The head of one of China’s biggest chemicals companies has played down expectations the country will become more open to genetically modified crops in the aftermath of ChemChina’s purchase of Swiss seeds and agrochemicals group Syngenta.
When the $43bn ChemChina deal was announced in early 2016, many suspected it would result in the swift approval of GM plantings in China, since Syngenta specialises in developing and researching GM.
That would be a turn round for a country where several GM grain strands can be imported, but only a few edible crops can be planted due to entrenched domestic fears that the technology poses a security threat.
But the issue got little attention at this week’s national congress of China’s Communist Party, despite calls by 19President Xi Jinping for more modern agriculture to ensure China’s food security.
Speaking on the sidelines of the gathering, Frank Ning, the head of ChemChina rival Sinochem, said the adoption of GM crops would only come “slowly, slowly”. “I think you have to watch the actual development of Chinese agriculture,” he told the FT.

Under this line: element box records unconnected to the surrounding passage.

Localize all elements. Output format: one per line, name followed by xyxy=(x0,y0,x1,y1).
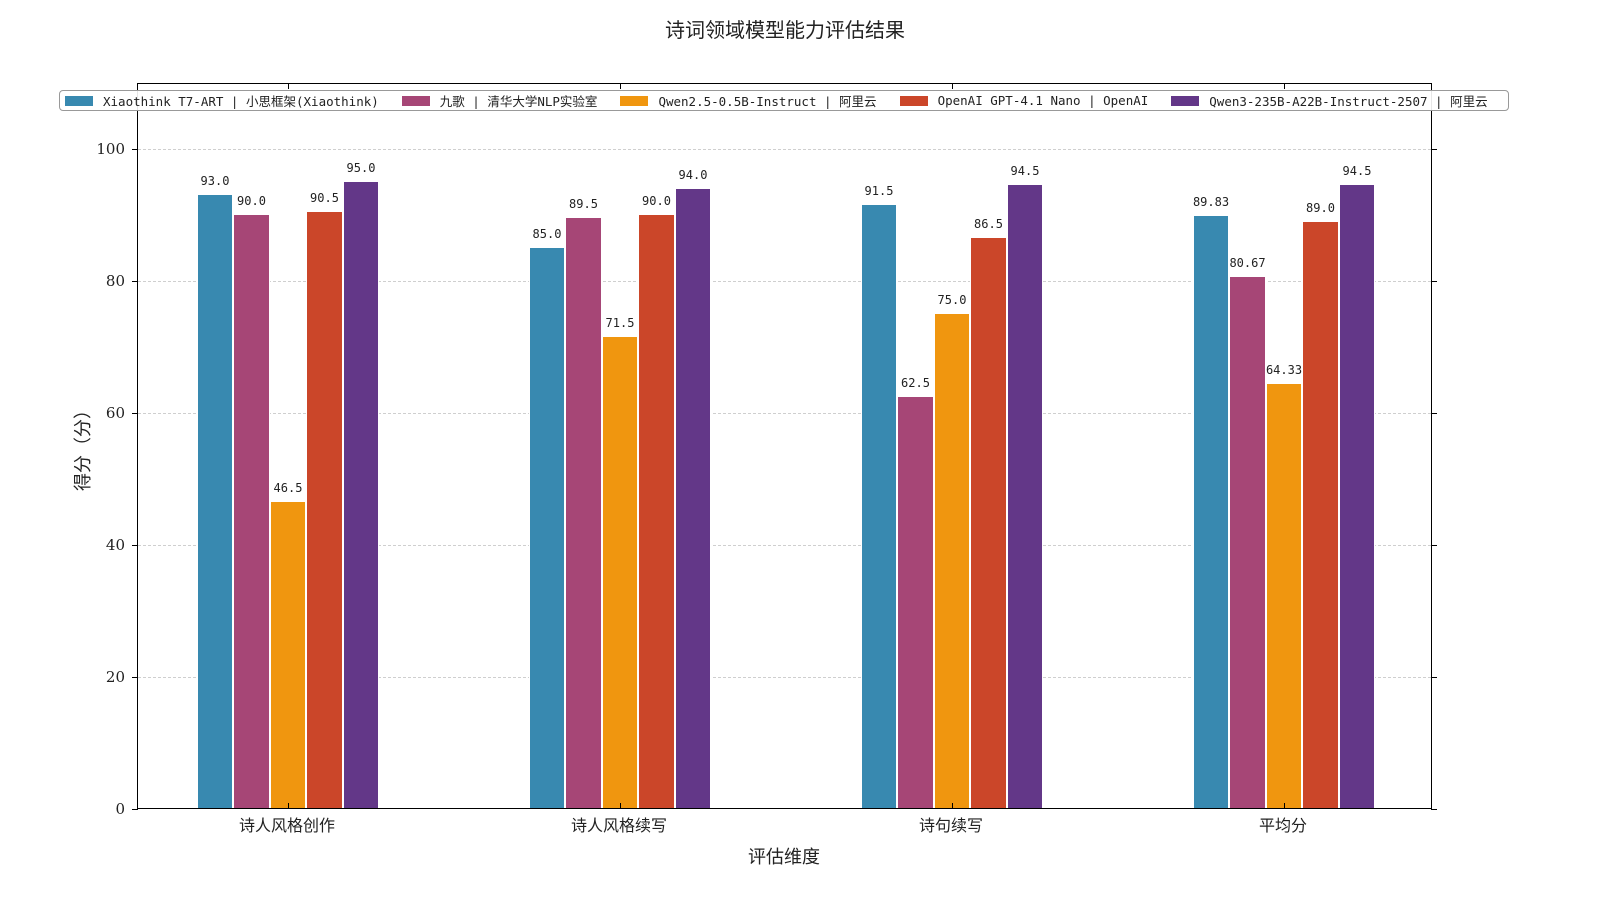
x-tick-label: 诗句续写 xyxy=(918,816,983,835)
plot-area: 93.0 90.0 46.5 90.5 95.0 85.0 89.5 71.5 90.0 94.0… xyxy=(132,83,1437,810)
y-tick xyxy=(132,149,138,150)
bar xyxy=(1192,215,1230,808)
legend-swatch-icon xyxy=(620,95,649,106)
gridline xyxy=(138,677,1431,678)
bar-value-label: 46.5 xyxy=(273,481,303,496)
bar-value-label: 94.5 xyxy=(1010,164,1040,179)
legend-item: Qwen2.5-0.5B-Instruct | 阿里云 xyxy=(620,91,877,110)
bar xyxy=(1302,220,1339,808)
bar-value-label: 64.33 xyxy=(1265,363,1303,378)
y-tick-right xyxy=(1431,149,1437,150)
x-tick-top xyxy=(620,83,621,89)
x-tick xyxy=(620,803,621,809)
x-tick xyxy=(1284,803,1285,809)
bar xyxy=(860,204,898,808)
y-tick xyxy=(132,677,138,678)
x-tick-top xyxy=(288,83,289,89)
bar xyxy=(342,181,380,808)
bar-value-label: 71.5 xyxy=(605,316,635,331)
bar-value-label: 75.0 xyxy=(937,293,967,307)
y-tick-right xyxy=(1431,677,1437,678)
x-axis-title: 评估维度 xyxy=(748,847,820,868)
legend-label: Qwen3-235B-A22B-Instruct-2507 | 阿里云 xyxy=(1209,94,1488,109)
legend-item: 九歌 | 清华大学NLP实验室 xyxy=(401,91,598,110)
bar xyxy=(638,214,675,808)
bar xyxy=(1265,383,1303,808)
bar xyxy=(269,501,307,808)
bar xyxy=(1006,184,1044,808)
legend-label: 九歌 | 清华大学NLP实验室 xyxy=(439,94,598,109)
legend-swatch-icon xyxy=(401,95,430,106)
y-tick-label: 100 xyxy=(96,140,125,158)
bar xyxy=(565,217,602,808)
bar xyxy=(1338,184,1376,808)
bar-value-label: 80.67 xyxy=(1229,255,1266,270)
bar-value-label: 91.5 xyxy=(864,184,894,199)
bar-value-label: 90.0 xyxy=(237,194,266,208)
legend-swatch-icon xyxy=(65,95,93,106)
x-tick-label: 平均分 xyxy=(1258,816,1307,835)
y-tick-right xyxy=(1431,281,1437,282)
bar xyxy=(1229,275,1266,808)
gridline xyxy=(138,545,1431,546)
bar xyxy=(196,194,234,808)
y-tick-label: 80 xyxy=(105,272,125,290)
x-tick xyxy=(952,803,953,809)
legend-item: OpenAI GPT-4.1 Nano | OpenAI xyxy=(899,93,1149,108)
legend-label: Qwen2.5-0.5B-Instruct | 阿里云 xyxy=(658,94,877,109)
legend-item: Qwen3-235B-A22B-Instruct-2507 | 阿里云 xyxy=(1171,91,1488,110)
x-tick xyxy=(288,803,289,809)
y-tick xyxy=(132,281,138,282)
bar-value-label: 94.5 xyxy=(1342,164,1372,179)
bar xyxy=(601,336,639,808)
bar-value-label: 95.0 xyxy=(346,161,376,175)
bar-value-label: 93.0 xyxy=(200,174,230,189)
y-tick-right xyxy=(1431,809,1437,810)
y-axis-title: 得分（分） xyxy=(73,401,94,491)
bar-value-label: 85.0 xyxy=(532,227,562,241)
legend: Xiaothink T7-ART | 小思框架(Xiaothink) 九歌 | 清… xyxy=(59,90,1509,111)
y-tick-right xyxy=(1431,545,1437,546)
bar xyxy=(306,210,343,808)
y-tick xyxy=(132,413,138,414)
gridline xyxy=(138,281,1431,282)
gridline xyxy=(138,149,1431,150)
bar-value-label: 90.0 xyxy=(642,194,671,208)
y-tick-label: 60 xyxy=(105,404,125,422)
y-tick-label: 40 xyxy=(105,536,125,554)
bar xyxy=(233,214,270,808)
bar xyxy=(970,237,1007,808)
bar xyxy=(528,247,566,808)
bar-value-label: 86.5 xyxy=(974,217,1003,232)
y-tick xyxy=(132,545,138,546)
bar-value-label: 89.0 xyxy=(1306,200,1335,215)
bar xyxy=(674,187,712,808)
y-tick-label: 20 xyxy=(105,668,125,686)
y-tick-right xyxy=(1431,413,1437,414)
legend-label: Xiaothink T7-ART | 小思框架(Xiaothink) xyxy=(103,94,379,109)
chart-title: 诗词领域模型能力评估结果 xyxy=(665,18,905,42)
legend-swatch-icon xyxy=(899,95,928,106)
bar-value-label: 89.5 xyxy=(569,197,598,212)
bar-value-label: 94.0 xyxy=(678,167,708,182)
x-tick-label: 诗人风格续写 xyxy=(570,816,667,835)
gridline xyxy=(138,413,1431,414)
bar-value-label: 89.83 xyxy=(1192,195,1230,210)
bar-value-label: 62.5 xyxy=(901,375,930,390)
x-tick-label: 诗人风格创作 xyxy=(238,816,335,835)
y-tick xyxy=(132,809,138,810)
bar xyxy=(933,313,971,808)
legend-item: Xiaothink T7-ART | 小思框架(Xiaothink) xyxy=(65,91,379,110)
bar-value-label: 90.5 xyxy=(310,190,339,205)
x-tick-top xyxy=(1284,83,1285,89)
legend-label: OpenAI GPT-4.1 Nano | OpenAI xyxy=(937,93,1149,108)
bar xyxy=(897,395,934,808)
x-tick-top xyxy=(952,83,953,89)
legend-swatch-icon xyxy=(1171,95,1200,106)
y-tick-label: 0 xyxy=(115,800,125,818)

Chinese researchers are vying to promote new plant strains they have developed, while not revealing whether they are genetically modified or developed using traditional breeding practices. Many are grown in demonstration fields but have not been commercialised.
The most recent example is the world’s tallest rice plant, which Chinese media have dubbed the Yao Ming of rice after the Chinese basketball star. It also produces four times as many grains per stalk, according to its creator, an agronomist at the Chinese Academy of Science.
Mr Ning said the future of Chinese agriculture is the gradual improvement of seed quality and more targeted application of fertiliser and pesticides, which are big sources of soil and water pollution in China. “Sinochem has transformed. We used to be just a sales operation: selling seeds, selling fertiliser,” Mr Ning said.
“Now we are a modern agricultural platform: service oriented, promoting better seeds and teaching people to use less fertiliser.” Mr Xi called for “industrial, production and business operation systems for modern agriculture” in a long speech on Wednesday that laid out a laundry list of economic goals, in addition to his primary theme of strengthening the power of the ruling Communist party.
Although Mr Xi has historically fudged his own position on GM — urging advocates to be “bold in research, careful in promotion” — his January endorsement of the Syngenta purchase clinched a deal that at times seemed perilous due to financing questions. A loose coalition of leftists, environmentalists and retired officials wrote letters to the top leadership last year opposing the deal.
China’s leftists and nationalists fear that foreign GM technology poses a security threat to China, but are considered more open to approvals of domestically developed GM strains. Environmentalists, on the other hand, oppose all GM adoption in China due to concerns about the damage caused by the herbicides and pesticides used with the crops.